In this study, the increased infection risk disappears when controls are applied for a number of potential confounding factors including age, sex, prior infection, and local viral prevalence. However, this adjusting process is somewhat opaque (see the description of it under the table) and the resulting confidence intervals for the adjusted hazard ratios are wide enough to drive a bus through. Given the initial sample size is over 10,000, this suggests the adjusting process is brutal and leaves little data in the control groups for comparison.
Drilling down into the data for the two vaccines, Pfizer and AstraZeneca, is even more revealing.
We find, first of all, that the elevated infection risk post-vaccine mainly relates to the Pfizer jab, with the infection rate spike hitting 80% in the second week after the jab in the unadjusted infection figures (circled red). On this occasion even the adjusting process is unable to eliminate it completely (the 1.11 to the right, an 11% decrease in protection). The AstraZeneca jab by comparison only sees a mild spike of 17% in the third week after the jab in the unadjusted infection rate.
However, it’s not all good news for the Oxford vaccine, as it turns out the lower efficacy after seven weeks noted above is largely from the AstraZeneca vaccine. The unadjusted figures actually show a higher rate of infection among those vaccinated with the Oxford shot after seven weeks than among the unvaccinated (circled orange). Furthermore, the adjusted hazard ratio shows only a 36% improvement for the AstraZeneca vaccine, compared to a 62% improvement for the Pfizer vaccine after seven weeks. The confidence intervals are, again, wide, but even so this is not a great result for AstraZeneca.
It’s hard not to come away with a sense that the results of this study are being spun to make the vaccines look better than the full data suggests. Was the combining of the figures for both vaccines designed to spare AstraZeneca’s blushes and maintain confidence in the beleaguered shot? Was the use of the better efficacy figures for five weeks instead of seven weeks done to make the vaccines look good? What are we to make of the 80% infection spike after receiving the Pfizer vaccine, and the heavy controls applied that dampen the impact of it in the final results?

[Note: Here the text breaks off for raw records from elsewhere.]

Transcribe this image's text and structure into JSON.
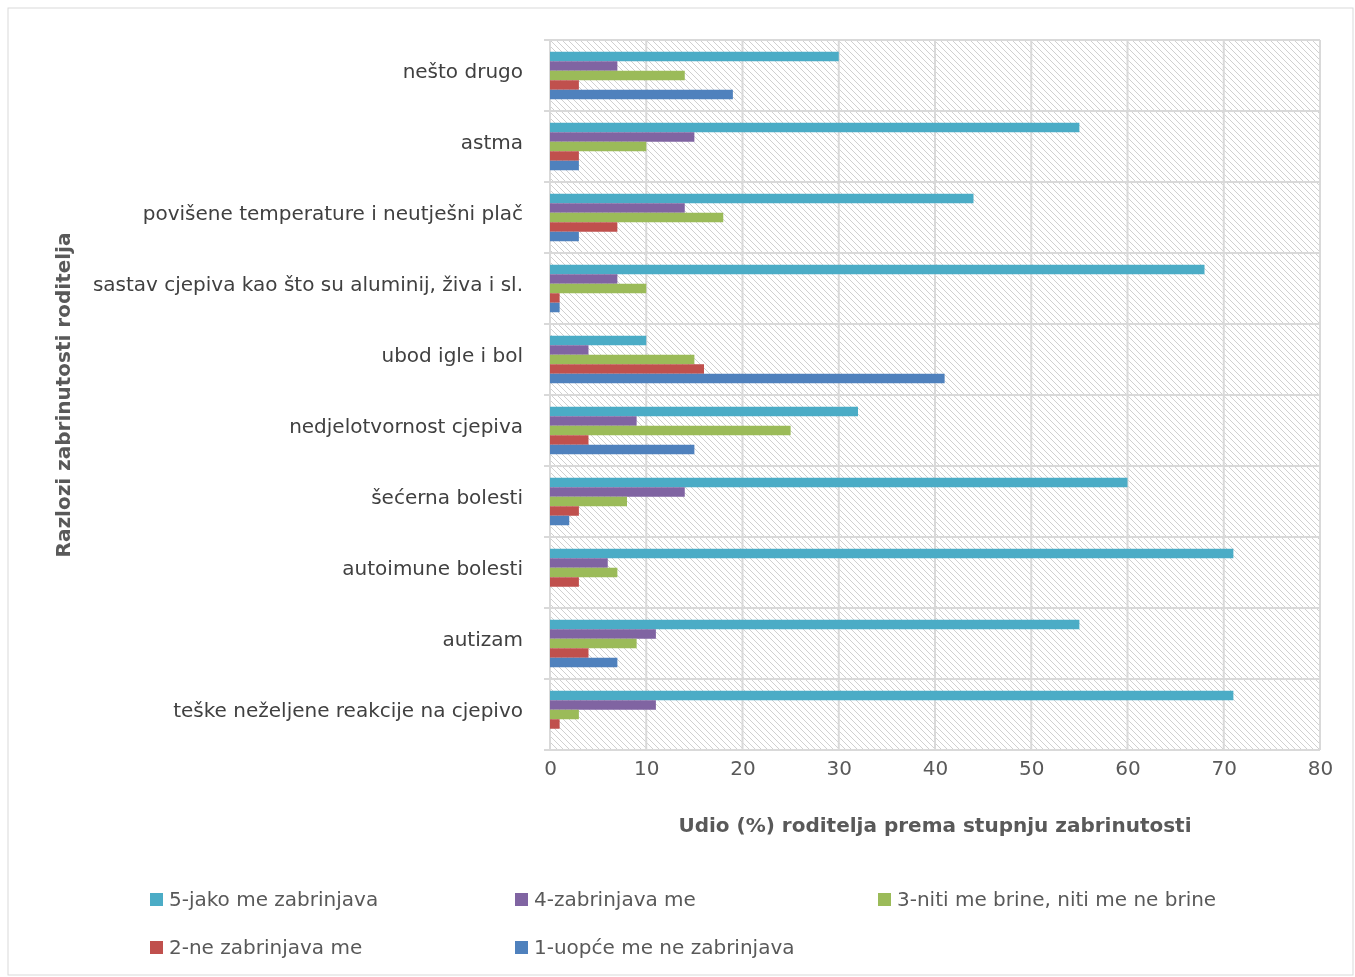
{
  "chart_data": {
    "type": "bar",
    "orientation": "horizontal",
    "xlabel": "Udio (%) roditelja prema stupnju zabrinutosti",
    "ylabel": "Razlozi zabrinutosti roditelja",
    "categories": [
      "nešto drugo",
      "astma",
      "povišene temperature i neutješni plač",
      "sastav cjepiva kao što su aluminij, živa i sl.",
      "ubod igle i bol",
      "nedjelotvornost cjepiva",
      "šećerna bolesti",
      "autoimune bolesti",
      "autizam",
      "teške neželjene reakcije na cjepivo"
    ],
    "series": [
      {
        "name": "5-jako me zabrinjava",
        "color": "#4bacc6",
        "values": [
          30,
          55,
          44,
          68,
          10,
          32,
          60,
          71,
          55,
          71
        ]
      },
      {
        "name": "4-zabrinjava me",
        "color": "#8064a2",
        "values": [
          7,
          15,
          14,
          7,
          4,
          9,
          14,
          6,
          11,
          11
        ]
      },
      {
        "name": "3-niti me brine, niti me ne brine",
        "color": "#9bbb59",
        "values": [
          14,
          10,
          18,
          10,
          15,
          25,
          8,
          7,
          9,
          3
        ]
      },
      {
        "name": "2-ne zabrinjava me",
        "color": "#c0504d",
        "values": [
          3,
          3,
          7,
          1,
          16,
          4,
          3,
          3,
          4,
          1
        ]
      },
      {
        "name": "1-uopće me ne zabrinjava",
        "color": "#4f81bd",
        "values": [
          19,
          3,
          3,
          1,
          41,
          15,
          2,
          0,
          7,
          0
        ]
      }
    ],
    "xlim": [
      0,
      80
    ],
    "xticks": [
      0,
      10,
      20,
      30,
      40,
      50,
      60,
      70,
      80
    ],
    "grid": true,
    "legend": "bottom"
  }
}
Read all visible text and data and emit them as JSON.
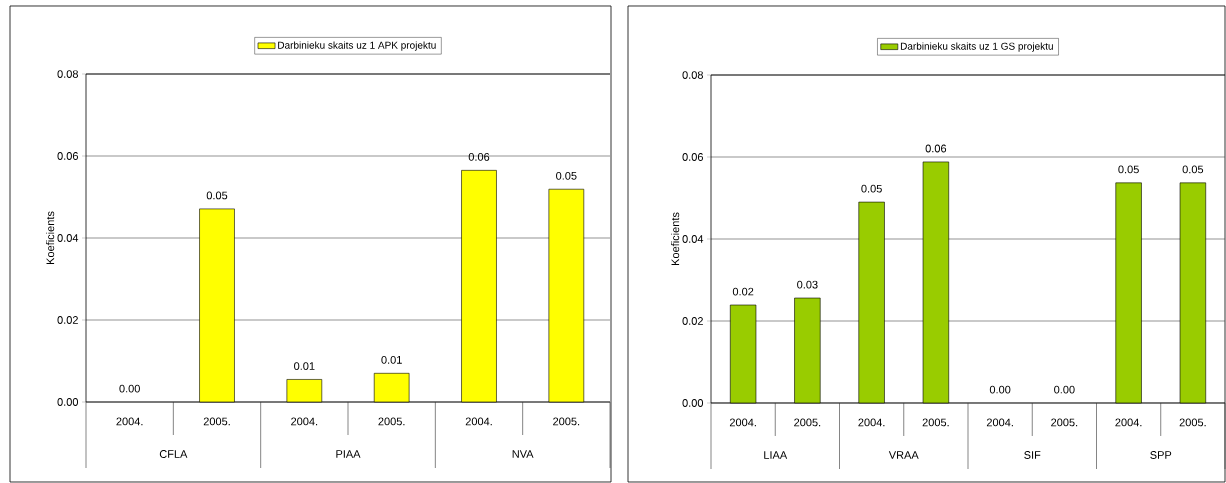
{
  "chart_data": [
    {
      "type": "bar",
      "ylabel": "Koeficients",
      "categories": [
        "2004.",
        "2005.",
        "2004.",
        "2005.",
        "2004.",
        "2005."
      ],
      "series": [
        {
          "name": "Darbinieku skaits uz 1 APK projektu",
          "color": "#ffff00",
          "values": [
            0,
            0.0471,
            0.0055,
            0.007,
            0.0565,
            0.0519
          ],
          "value_labels": [
            "0.00",
            "0.05",
            "0.01",
            "0.01",
            "0.06",
            "0.05"
          ]
        }
      ],
      "annotations": [
        "CFLA",
        "PIAA",
        "NVA"
      ],
      "ylim": [
        0,
        0.08
      ],
      "yticks": [
        {
          "value": 0,
          "label": "0.00"
        },
        {
          "value": 0.02,
          "label": "0.02"
        },
        {
          "value": 0.04,
          "label": "0.04"
        },
        {
          "value": 0.06,
          "label": "0.06"
        },
        {
          "value": 0.08,
          "label": "0.08"
        }
      ],
      "grid": "y",
      "legend": "top"
    },
    {
      "type": "bar",
      "ylabel": "Koeficients",
      "categories": [
        "2004.",
        "2005.",
        "2004.",
        "2005.",
        "2004.",
        "2005.",
        "2004.",
        "2005."
      ],
      "series": [
        {
          "name": "Darbinieku skaits uz 1 GS projektu",
          "color": "#99cc00",
          "values": [
            0.0239,
            0.0256,
            0.049,
            0.0588,
            0,
            0,
            0.0537,
            0.0537
          ],
          "value_labels": [
            "0.02",
            "0.03",
            "0.05",
            "0.06",
            "0.00",
            "0.00",
            "0.05",
            "0.05"
          ]
        }
      ],
      "annotations": [
        "LIAA",
        "VRAA",
        "SIF",
        "SPP"
      ],
      "ylim": [
        0,
        0.08
      ],
      "yticks": [
        {
          "value": 0,
          "label": "0.00"
        },
        {
          "value": 0.02,
          "label": "0.02"
        },
        {
          "value": 0.04,
          "label": "0.04"
        },
        {
          "value": 0.06,
          "label": "0.06"
        },
        {
          "value": 0.08,
          "label": "0.08"
        }
      ],
      "grid": "y",
      "legend": "top"
    }
  ]
}
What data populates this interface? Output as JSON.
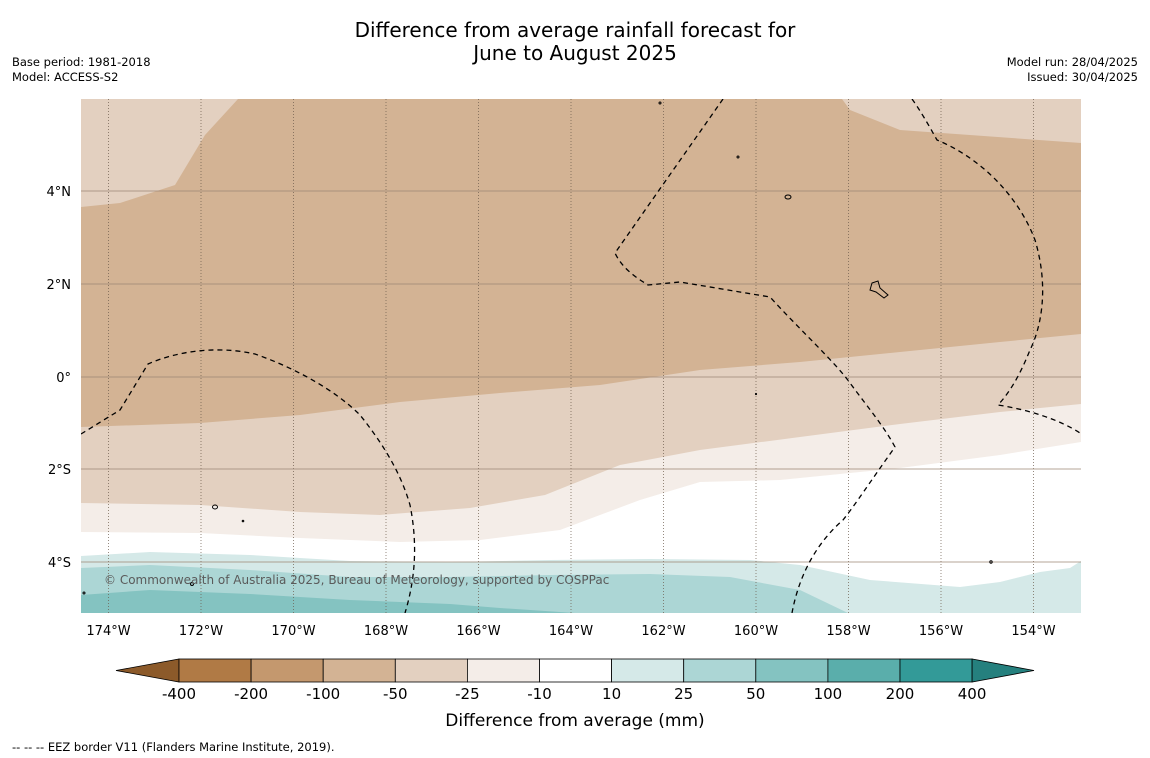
{
  "title_line1": "Difference from average rainfall forecast for",
  "title_line2": "June to August 2025",
  "base_period": "Base period: 1981-2018",
  "model": "Model: ACCESS-S2",
  "model_run": "Model run: 28/04/2025",
  "issued": "Issued: 30/04/2025",
  "copyright": "© Commonwealth of Australia 2025, Bureau of Meteorology, supported by COSPPac",
  "lon_labels": [
    "174°W",
    "172°W",
    "170°W",
    "168°W",
    "166°W",
    "164°W",
    "162°W",
    "160°W",
    "158°W",
    "156°W",
    "154°W"
  ],
  "lat_labels": [
    "4°N",
    "2°N",
    "0°",
    "2°S",
    "4°S"
  ],
  "colorbar": {
    "label": "Difference from average (mm)",
    "ticks": [
      "-400",
      "-200",
      "-100",
      "-50",
      "-25",
      "-10",
      "10",
      "25",
      "50",
      "100",
      "200",
      "400"
    ],
    "colors": [
      "#8c5a2a",
      "#b07a45",
      "#c4986e",
      "#d3b394",
      "#e3d0c0",
      "#f4ede8",
      "#ffffff",
      "#d5e9e8",
      "#acd6d5",
      "#84c3c1",
      "#5aaeab",
      "#339a98",
      "#25807e"
    ]
  },
  "legend_note": "--  --  -- EEZ border V11 (Flanders Marine Institute, 2019)."
}
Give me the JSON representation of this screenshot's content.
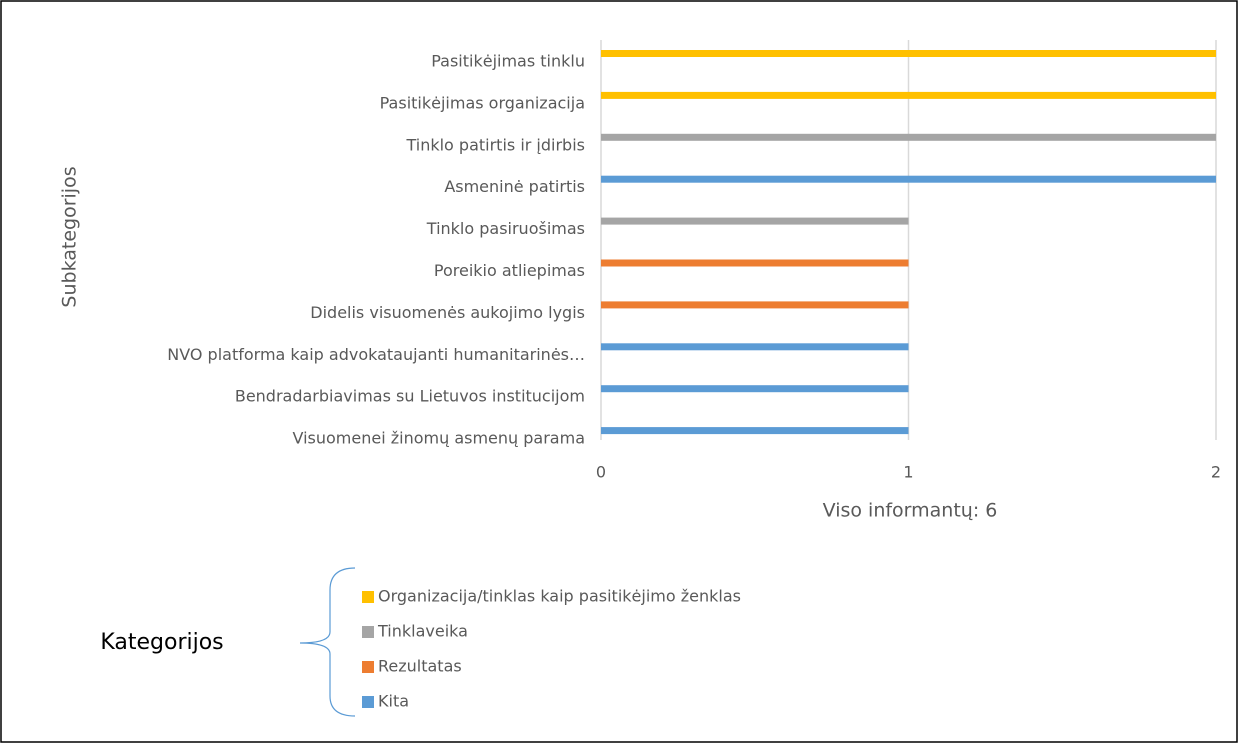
{
  "chart_data": {
    "type": "barh",
    "categories": [
      "Pasitikėjimas tinklu",
      "Pasitikėjimas organizacija",
      "Tinklo patirtis ir įdirbis",
      "Asmeninė patirtis",
      "Tinklo pasiruošimas",
      "Poreikio atliepimas",
      "Didelis visuomenės aukojimo lygis",
      "NVO platforma kaip advokataujanti humanitarinės…",
      "Bendradarbiavimas su Lietuvos institucijom",
      "Visuomenei žinomų asmenų parama"
    ],
    "series": [
      {
        "name": "Organizacija/tinklas kaip pasitikėjimo ženklas",
        "color": "#ffc000",
        "values": [
          2,
          2,
          null,
          null,
          null,
          null,
          null,
          null,
          null,
          null
        ]
      },
      {
        "name": "Tinklaveika",
        "color": "#a5a5a5",
        "values": [
          null,
          null,
          2,
          null,
          1,
          null,
          null,
          null,
          null,
          null
        ]
      },
      {
        "name": "Rezultatas",
        "color": "#ed7d31",
        "values": [
          null,
          null,
          null,
          null,
          null,
          1,
          1,
          null,
          null,
          null
        ]
      },
      {
        "name": "Kita",
        "color": "#5b9bd5",
        "values": [
          null,
          null,
          null,
          2,
          null,
          null,
          null,
          1,
          1,
          1
        ]
      }
    ],
    "xlim": [
      0,
      2
    ],
    "xticks": [
      0,
      1,
      2
    ],
    "xlabel": "Viso informantų: 6",
    "ylabel": "Subkategorijos",
    "legend_title": "Kategorijos",
    "grid": true
  }
}
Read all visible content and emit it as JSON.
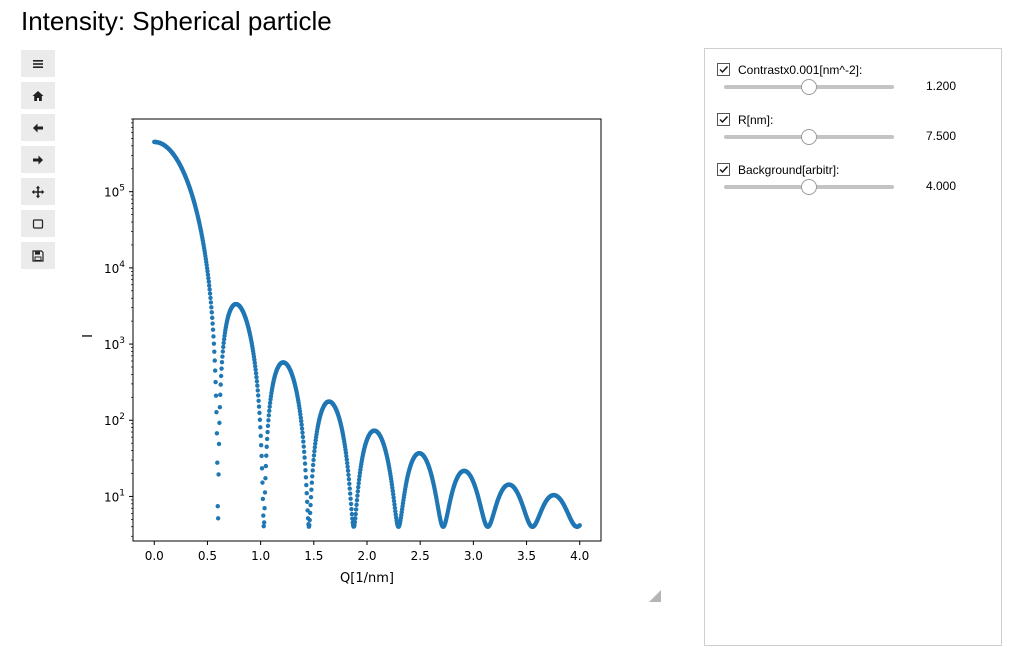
{
  "title": "Intensity: Spherical particle",
  "toolbar": [
    {
      "name": "menu-icon"
    },
    {
      "name": "home-icon"
    },
    {
      "name": "back-arrow-icon"
    },
    {
      "name": "forward-arrow-icon"
    },
    {
      "name": "pan-move-icon"
    },
    {
      "name": "zoom-rect-icon"
    },
    {
      "name": "save-icon"
    }
  ],
  "controls": [
    {
      "label": "Contrastx0.001[nm^-2]:",
      "value": "1.200",
      "checked": true,
      "slider_fraction": 0.5
    },
    {
      "label": "R[nm]:",
      "value": "7.500",
      "checked": true,
      "slider_fraction": 0.5
    },
    {
      "label": "Background[arbitr]:",
      "value": "4.000",
      "checked": true,
      "slider_fraction": 0.5
    }
  ],
  "chart_data": {
    "type": "scatter",
    "xlabel": "Q[1/nm]",
    "ylabel": "I",
    "xlim": [
      -0.2,
      4.2
    ],
    "ylim": [
      2.6,
      900000
    ],
    "yscale": "log",
    "x_ticks": [
      0.0,
      0.5,
      1.0,
      1.5,
      2.0,
      2.5,
      3.0,
      3.5,
      4.0
    ],
    "x_tick_labels": [
      "0.0",
      "0.5",
      "1.0",
      "1.5",
      "2.0",
      "2.5",
      "3.0",
      "3.5",
      "4.0"
    ],
    "y_major_ticks": [
      10,
      100,
      1000,
      10000,
      100000
    ],
    "y_tick_labels": [
      {
        "base": "10",
        "exp": "1"
      },
      {
        "base": "10",
        "exp": "2"
      },
      {
        "base": "10",
        "exp": "3"
      },
      {
        "base": "10",
        "exp": "4"
      },
      {
        "base": "10",
        "exp": "5"
      }
    ],
    "grid": false,
    "marker_color": "#1f77b4",
    "model": {
      "form": "sphere",
      "contrast": 1.2,
      "radius_nm": 7.5,
      "background": 4.0,
      "q_min": 0.0,
      "q_max": 4.0,
      "n_points": 1000
    },
    "series": [
      {
        "x": [
          0.0,
          0.1,
          0.2,
          0.3,
          0.4,
          0.5,
          0.599,
          0.78,
          1.029,
          1.21,
          1.457,
          1.64,
          1.881,
          2.07,
          2.305,
          2.5,
          2.73,
          2.92,
          3.15,
          3.34,
          3.57,
          3.77,
          4.0
        ],
        "y": [
          450000,
          390000,
          240000,
          95000,
          24000,
          3400,
          4,
          3250,
          4,
          570,
          4,
          175,
          4,
          72,
          4,
          36,
          4,
          21,
          4,
          14,
          4,
          10,
          4
        ]
      }
    ]
  }
}
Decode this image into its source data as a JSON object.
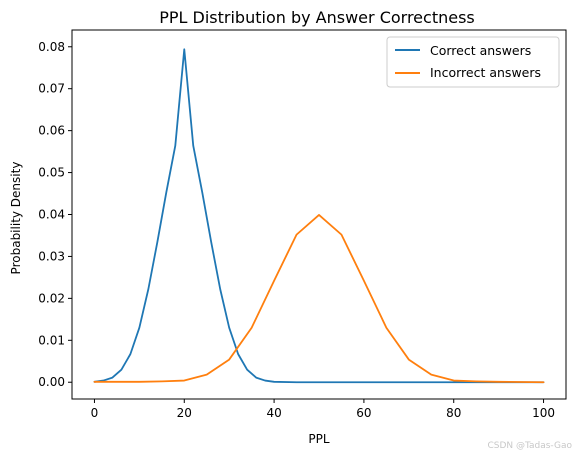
{
  "chart_data": {
    "type": "line",
    "title": "PPL Distribution by Answer Correctness",
    "xlabel": "PPL",
    "ylabel": "Probability Density",
    "xlim": [
      -5,
      105
    ],
    "ylim": [
      -0.004,
      0.084
    ],
    "xticks": [
      0,
      20,
      40,
      60,
      80,
      100
    ],
    "xtick_labels": [
      "0",
      "20",
      "40",
      "60",
      "80",
      "100"
    ],
    "yticks": [
      0.0,
      0.01,
      0.02,
      0.03,
      0.04,
      0.05,
      0.06,
      0.07,
      0.08
    ],
    "ytick_labels": [
      "0.00",
      "0.01",
      "0.02",
      "0.03",
      "0.04",
      "0.05",
      "0.06",
      "0.07",
      "0.08"
    ],
    "grid": false,
    "legend_position": "top-right",
    "series": [
      {
        "name": "Correct answers",
        "color": "#1f77b4",
        "x": [
          0,
          2,
          4,
          6,
          8,
          10,
          12,
          14,
          16,
          18,
          20,
          22,
          24,
          26,
          28,
          30,
          32,
          34,
          36,
          38,
          40,
          45,
          50,
          60,
          70,
          80,
          90,
          100
        ],
        "y": [
          0.0001,
          0.0004,
          0.0011,
          0.003,
          0.0067,
          0.013,
          0.0222,
          0.0334,
          0.0453,
          0.0564,
          0.0794,
          0.0564,
          0.0453,
          0.0334,
          0.0222,
          0.013,
          0.0067,
          0.003,
          0.0011,
          0.0004,
          0.0001,
          0.0,
          0.0,
          0.0,
          0.0,
          0.0,
          0.0,
          0.0
        ]
      },
      {
        "name": "Incorrect answers",
        "color": "#ff7f0e",
        "x": [
          0,
          10,
          15,
          20,
          25,
          30,
          35,
          40,
          45,
          50,
          55,
          60,
          65,
          70,
          75,
          80,
          85,
          90,
          100
        ],
        "y": [
          0.0001,
          0.0001,
          0.0002,
          0.0004,
          0.0018,
          0.0054,
          0.013,
          0.0242,
          0.0352,
          0.0399,
          0.0352,
          0.0242,
          0.013,
          0.0054,
          0.0018,
          0.0004,
          0.0002,
          0.0001,
          0.0
        ]
      }
    ]
  },
  "watermark": "CSDN @Tadas-Gao"
}
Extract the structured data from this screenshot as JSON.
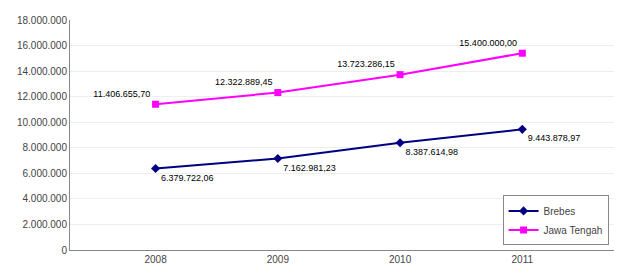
{
  "chart_data": {
    "type": "line",
    "x": [
      2008,
      2009,
      2010,
      2011
    ],
    "series": [
      {
        "name": "Brebes",
        "color": "#000080",
        "marker": "diamond",
        "values": [
          6379722.06,
          7162981.23,
          8387614.98,
          9443878.97
        ],
        "value_labels": [
          "6.379.722,06",
          "7.162.981,23",
          "8.387.614,98",
          "9.443.878,97"
        ]
      },
      {
        "name": "Jawa Tengah",
        "color": "#FF00FF",
        "marker": "square",
        "values": [
          11406655.7,
          12322889.45,
          13723286.15,
          15400000.0
        ],
        "value_labels": [
          "11.406.655,70",
          "12.322.889,45",
          "13.723.286,15",
          "15.400.000,00"
        ]
      }
    ],
    "xlim": [
      2007.3,
      2011.75
    ],
    "xticks": [
      2008,
      2009,
      2010,
      2011
    ],
    "ylim": [
      0,
      18000000
    ],
    "yticks": [
      0,
      {
        "value": 2000000,
        "label": "2.000.000"
      },
      {
        "value": 4000000,
        "label": "4.000.000"
      },
      {
        "value": 6000000,
        "label": "6.000.000"
      },
      {
        "value": 8000000,
        "label": "8.000.000"
      },
      {
        "value": 10000000,
        "label": "10.000.000"
      },
      {
        "value": 12000000,
        "label": "12.000.000"
      },
      {
        "value": 14000000,
        "label": "14.000.000"
      },
      {
        "value": 16000000,
        "label": "16.000.000"
      },
      {
        "value": 18000000,
        "label": "18.000.000"
      }
    ],
    "grid": true,
    "legend": "lower right",
    "data_labels": true
  }
}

Do you ever get the sense that you’re not being told the full, unvarnished truth?
Stop Press: Dr Clare Craig, a frequent contributor to Lockdown Sceptics, has a “rapid response” in the BMJ today, replying to an opinion article blaming vaccinated individuals themselves for causing the post-vaccination spikes. We need to look beyond behavioural change, she says, to a possible effect of the vaccine itself. Good to see these things being raised in the pages of the BMJ.